- 1/4 cup extra-virgin olive oil
- 2 tablespoons minced shallots
- About 1/2 tsp. kosher or fine sea salt
- 1 large fennel bulb
- 4 medium blood oranges
- 2 small heads frisée, about 4 oz. each before trimming
- 1/2 cup coarsely chopped flat-leaf parsley
- Freshly ground black pepper
- 1/2 lemon, optional
- calories 112
- caloriesfromfat 55 %
- protein 1.5 g
- fat 7.2 g
- satfat 1 g
- carbohydrate 13 g
- fiber 3.6 g
- sodium 138 mg
- cholesterol 0.0 mg
How to Make It
Combine oil, shallots, and a generous pinch of salt in a small bowl.

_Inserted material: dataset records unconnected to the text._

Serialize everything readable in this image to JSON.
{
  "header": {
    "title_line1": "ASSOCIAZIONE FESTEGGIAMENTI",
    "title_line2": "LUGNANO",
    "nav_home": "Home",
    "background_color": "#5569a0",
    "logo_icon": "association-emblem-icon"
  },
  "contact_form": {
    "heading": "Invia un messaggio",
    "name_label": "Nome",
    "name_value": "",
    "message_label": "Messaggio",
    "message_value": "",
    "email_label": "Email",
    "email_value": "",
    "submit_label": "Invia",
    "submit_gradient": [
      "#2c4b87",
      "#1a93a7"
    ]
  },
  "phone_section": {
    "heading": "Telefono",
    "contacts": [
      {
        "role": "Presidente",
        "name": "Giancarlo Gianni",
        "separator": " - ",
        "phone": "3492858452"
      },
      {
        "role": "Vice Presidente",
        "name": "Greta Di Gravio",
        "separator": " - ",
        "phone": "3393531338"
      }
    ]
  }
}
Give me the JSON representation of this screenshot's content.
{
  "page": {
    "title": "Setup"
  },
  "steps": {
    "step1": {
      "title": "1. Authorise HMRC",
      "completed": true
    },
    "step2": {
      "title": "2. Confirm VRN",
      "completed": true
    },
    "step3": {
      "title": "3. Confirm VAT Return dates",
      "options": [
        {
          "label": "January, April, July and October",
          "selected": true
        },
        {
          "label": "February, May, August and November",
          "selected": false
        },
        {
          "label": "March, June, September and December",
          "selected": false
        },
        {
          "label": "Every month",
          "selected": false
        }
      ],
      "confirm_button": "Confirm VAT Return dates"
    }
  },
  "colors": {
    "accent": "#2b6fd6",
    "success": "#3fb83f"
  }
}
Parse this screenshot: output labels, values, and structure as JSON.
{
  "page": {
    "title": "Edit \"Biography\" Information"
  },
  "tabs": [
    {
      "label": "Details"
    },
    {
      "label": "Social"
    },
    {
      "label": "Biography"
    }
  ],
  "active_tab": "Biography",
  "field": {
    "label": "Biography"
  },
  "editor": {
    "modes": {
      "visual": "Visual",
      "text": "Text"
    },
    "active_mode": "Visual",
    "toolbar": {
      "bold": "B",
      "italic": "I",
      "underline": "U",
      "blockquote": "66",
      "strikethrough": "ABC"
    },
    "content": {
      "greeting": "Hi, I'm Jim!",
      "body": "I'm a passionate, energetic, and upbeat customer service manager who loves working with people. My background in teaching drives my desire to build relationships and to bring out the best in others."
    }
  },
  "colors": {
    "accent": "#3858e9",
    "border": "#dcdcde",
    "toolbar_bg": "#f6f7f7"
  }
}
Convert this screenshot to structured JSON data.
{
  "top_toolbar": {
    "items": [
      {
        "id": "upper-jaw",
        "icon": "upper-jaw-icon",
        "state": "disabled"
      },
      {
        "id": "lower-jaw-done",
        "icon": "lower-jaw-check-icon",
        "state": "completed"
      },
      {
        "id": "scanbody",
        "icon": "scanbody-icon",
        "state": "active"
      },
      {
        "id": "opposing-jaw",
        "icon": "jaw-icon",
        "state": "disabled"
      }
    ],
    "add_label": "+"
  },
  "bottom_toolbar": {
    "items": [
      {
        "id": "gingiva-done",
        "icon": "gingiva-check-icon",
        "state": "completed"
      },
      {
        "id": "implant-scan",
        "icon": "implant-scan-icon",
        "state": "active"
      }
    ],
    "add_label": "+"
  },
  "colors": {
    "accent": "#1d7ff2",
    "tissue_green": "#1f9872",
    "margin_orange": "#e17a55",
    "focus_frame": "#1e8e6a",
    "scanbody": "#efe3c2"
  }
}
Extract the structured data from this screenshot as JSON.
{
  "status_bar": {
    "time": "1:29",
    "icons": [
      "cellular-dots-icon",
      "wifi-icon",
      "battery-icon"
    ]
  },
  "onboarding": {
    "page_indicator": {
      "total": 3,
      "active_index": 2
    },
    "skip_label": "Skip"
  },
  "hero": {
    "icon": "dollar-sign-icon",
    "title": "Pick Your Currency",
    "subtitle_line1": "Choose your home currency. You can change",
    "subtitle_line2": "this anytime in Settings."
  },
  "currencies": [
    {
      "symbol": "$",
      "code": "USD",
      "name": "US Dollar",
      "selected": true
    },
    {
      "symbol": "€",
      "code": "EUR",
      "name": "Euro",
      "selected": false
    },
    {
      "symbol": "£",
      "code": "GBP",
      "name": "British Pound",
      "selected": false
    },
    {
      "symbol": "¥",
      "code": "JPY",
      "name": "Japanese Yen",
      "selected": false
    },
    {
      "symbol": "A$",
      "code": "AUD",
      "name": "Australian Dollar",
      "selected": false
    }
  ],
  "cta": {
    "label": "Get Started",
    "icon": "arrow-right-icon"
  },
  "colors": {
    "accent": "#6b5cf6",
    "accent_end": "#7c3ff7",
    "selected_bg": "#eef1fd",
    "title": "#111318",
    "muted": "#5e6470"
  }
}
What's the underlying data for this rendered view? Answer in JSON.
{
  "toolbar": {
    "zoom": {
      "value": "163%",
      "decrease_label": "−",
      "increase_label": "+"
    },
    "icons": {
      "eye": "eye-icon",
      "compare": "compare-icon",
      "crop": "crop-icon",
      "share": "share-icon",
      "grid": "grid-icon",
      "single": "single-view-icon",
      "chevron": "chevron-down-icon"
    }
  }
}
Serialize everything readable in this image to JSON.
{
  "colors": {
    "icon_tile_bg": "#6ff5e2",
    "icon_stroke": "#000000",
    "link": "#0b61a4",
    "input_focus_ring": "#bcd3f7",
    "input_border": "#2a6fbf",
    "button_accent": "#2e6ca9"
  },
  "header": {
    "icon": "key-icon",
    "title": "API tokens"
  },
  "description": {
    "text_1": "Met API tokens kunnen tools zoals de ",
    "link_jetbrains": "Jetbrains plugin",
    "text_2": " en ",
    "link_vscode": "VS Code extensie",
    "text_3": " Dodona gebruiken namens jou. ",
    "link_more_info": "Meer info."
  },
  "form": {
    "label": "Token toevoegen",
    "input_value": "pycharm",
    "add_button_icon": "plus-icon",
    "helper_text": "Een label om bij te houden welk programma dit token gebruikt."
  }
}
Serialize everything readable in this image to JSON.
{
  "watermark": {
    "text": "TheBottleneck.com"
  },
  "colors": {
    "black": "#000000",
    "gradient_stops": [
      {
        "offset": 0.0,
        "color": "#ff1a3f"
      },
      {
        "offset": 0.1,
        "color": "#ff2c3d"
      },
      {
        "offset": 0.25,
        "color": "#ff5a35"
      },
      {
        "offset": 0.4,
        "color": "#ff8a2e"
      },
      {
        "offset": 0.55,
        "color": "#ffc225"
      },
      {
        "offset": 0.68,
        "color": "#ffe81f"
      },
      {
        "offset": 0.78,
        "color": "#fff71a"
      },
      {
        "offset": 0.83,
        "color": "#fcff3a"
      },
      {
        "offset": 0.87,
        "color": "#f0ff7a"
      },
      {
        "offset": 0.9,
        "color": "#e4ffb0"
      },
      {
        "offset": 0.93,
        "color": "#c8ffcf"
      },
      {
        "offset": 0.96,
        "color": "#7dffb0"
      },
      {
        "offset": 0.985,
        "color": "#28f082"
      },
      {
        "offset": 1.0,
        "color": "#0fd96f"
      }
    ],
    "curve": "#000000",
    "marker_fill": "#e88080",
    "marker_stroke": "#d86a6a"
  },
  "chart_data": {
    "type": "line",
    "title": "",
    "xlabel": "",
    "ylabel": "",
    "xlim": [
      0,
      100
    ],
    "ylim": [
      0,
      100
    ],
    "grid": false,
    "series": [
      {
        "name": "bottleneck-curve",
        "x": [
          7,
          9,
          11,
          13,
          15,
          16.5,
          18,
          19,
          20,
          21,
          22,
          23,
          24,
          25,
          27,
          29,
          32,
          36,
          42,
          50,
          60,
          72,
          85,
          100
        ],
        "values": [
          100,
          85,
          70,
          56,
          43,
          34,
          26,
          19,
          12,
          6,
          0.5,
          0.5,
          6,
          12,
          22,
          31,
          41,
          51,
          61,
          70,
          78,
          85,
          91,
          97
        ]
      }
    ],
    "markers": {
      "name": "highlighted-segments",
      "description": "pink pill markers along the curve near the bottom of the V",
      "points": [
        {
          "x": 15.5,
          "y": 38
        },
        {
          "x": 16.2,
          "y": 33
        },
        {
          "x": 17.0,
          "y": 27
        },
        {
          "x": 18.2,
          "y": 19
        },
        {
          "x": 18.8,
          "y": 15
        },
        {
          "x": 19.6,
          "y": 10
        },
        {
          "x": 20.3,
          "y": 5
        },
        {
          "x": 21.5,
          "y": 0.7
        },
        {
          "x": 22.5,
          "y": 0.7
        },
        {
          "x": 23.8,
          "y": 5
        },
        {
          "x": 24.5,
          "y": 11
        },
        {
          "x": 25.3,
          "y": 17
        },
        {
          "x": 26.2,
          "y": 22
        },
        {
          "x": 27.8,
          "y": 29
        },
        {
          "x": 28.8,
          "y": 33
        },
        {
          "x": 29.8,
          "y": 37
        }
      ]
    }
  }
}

Quarter fennel bulb lengthwise and cut away the core. Slice quarters thinly crosswise with a mandoline or other manual vegetable slicer, or with a chef's knife.
Segment oranges: Working with one at a time, cut a slice off the bottom and top to expose flesh. Stand orange on a cutting board. With a small, sharp knife, slice off peel and white pith, following the curve of the fruit. Cut between membranes and fruit to release segments into a bowl. Repeat with remaining oranges.
Remove core and any bitter-tasting dark green outer leaves and leaf tips from frisée. Tear pale yellow center leaves into bite-size pieces to get eight small handfuls.
Combine frisée, fennel, and parsley in a serving bowl. Add orange segments to frisée, leaving juice behind. Add shallot oil, several grinds of pepper, and 1/2 tsp. salt and toss gently. Season with more salt and a squeeze of lemon juice if you like. Serve immediately.
Make ahead: Through step 4, up to 8 hours; cover shallot oil and leave at room temperature. Put fennel in a bowl, cover with a damp towel, and chill. Cover oranges and chill. Wrap frisée in a paper towel, put in a plastic bag, and chill.
Note: Nutritional analysis is per 1-cup serving.